The Geometry of GL-Varieties

A $\mathrm{GL}$-variety $X$ is an (infinite-dimensional) affine variety with an action of the infinite general linear group $\mathrm{GL}$ such that the coordinate ring of $X$ is a polynomial  $\mathrm{GL}$-representation and generated by finitely many $\mathrm{GL}$-orbits of elements.

In earlier work, we established that $\mathrm{GL}$-varieties are topologically
Noetherian: they satisfy the descending chain condition on closed subvarieties. The proof of this fact led to a coarse understanding of the geometry of $\mathrm{GL}$-varieties, e.g. to a version of Chevalley's theorem on constructible sets and to the insight that $\mathrm{GL}$-varieties are ``unirational in the $\mathrm{GL}$-direction'': they admit a dominant $\mathrm{GL}$-equivariant morphism from a $\mathrm{GL}$-variety of the form $B \times A$ where $B$ is a finite-dimensional affine variety with trivial $\mathrm{GL}$-action and $A$ is an affine space with linear $\mathrm{GL}$-action.

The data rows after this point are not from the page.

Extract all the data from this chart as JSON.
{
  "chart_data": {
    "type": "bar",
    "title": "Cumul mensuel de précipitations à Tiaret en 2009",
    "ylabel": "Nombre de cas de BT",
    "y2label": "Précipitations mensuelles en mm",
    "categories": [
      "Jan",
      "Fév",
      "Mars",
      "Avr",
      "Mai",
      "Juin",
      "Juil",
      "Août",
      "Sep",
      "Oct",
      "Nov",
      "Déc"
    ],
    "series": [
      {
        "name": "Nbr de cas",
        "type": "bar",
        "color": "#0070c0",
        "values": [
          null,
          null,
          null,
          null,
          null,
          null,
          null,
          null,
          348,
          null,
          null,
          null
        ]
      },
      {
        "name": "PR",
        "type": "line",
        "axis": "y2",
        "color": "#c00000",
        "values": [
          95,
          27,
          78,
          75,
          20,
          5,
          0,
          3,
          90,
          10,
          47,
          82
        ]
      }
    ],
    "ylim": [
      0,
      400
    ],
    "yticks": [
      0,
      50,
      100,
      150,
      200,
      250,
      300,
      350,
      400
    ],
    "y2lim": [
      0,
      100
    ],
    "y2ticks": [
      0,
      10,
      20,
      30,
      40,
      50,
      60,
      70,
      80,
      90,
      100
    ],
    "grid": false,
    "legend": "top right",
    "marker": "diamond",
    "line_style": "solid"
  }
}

In this talk I will present recent work with Bik, Eggermont, and Snowden on finer aspects of the geometry of $\mathrm{GL}$-varieties. For instance, we show that any two points in an irreducible $\mathrm{GL}$-variety can be joined by an (ordinary) curve, and we use this to establish uniformity results for limits of tensor decompositions.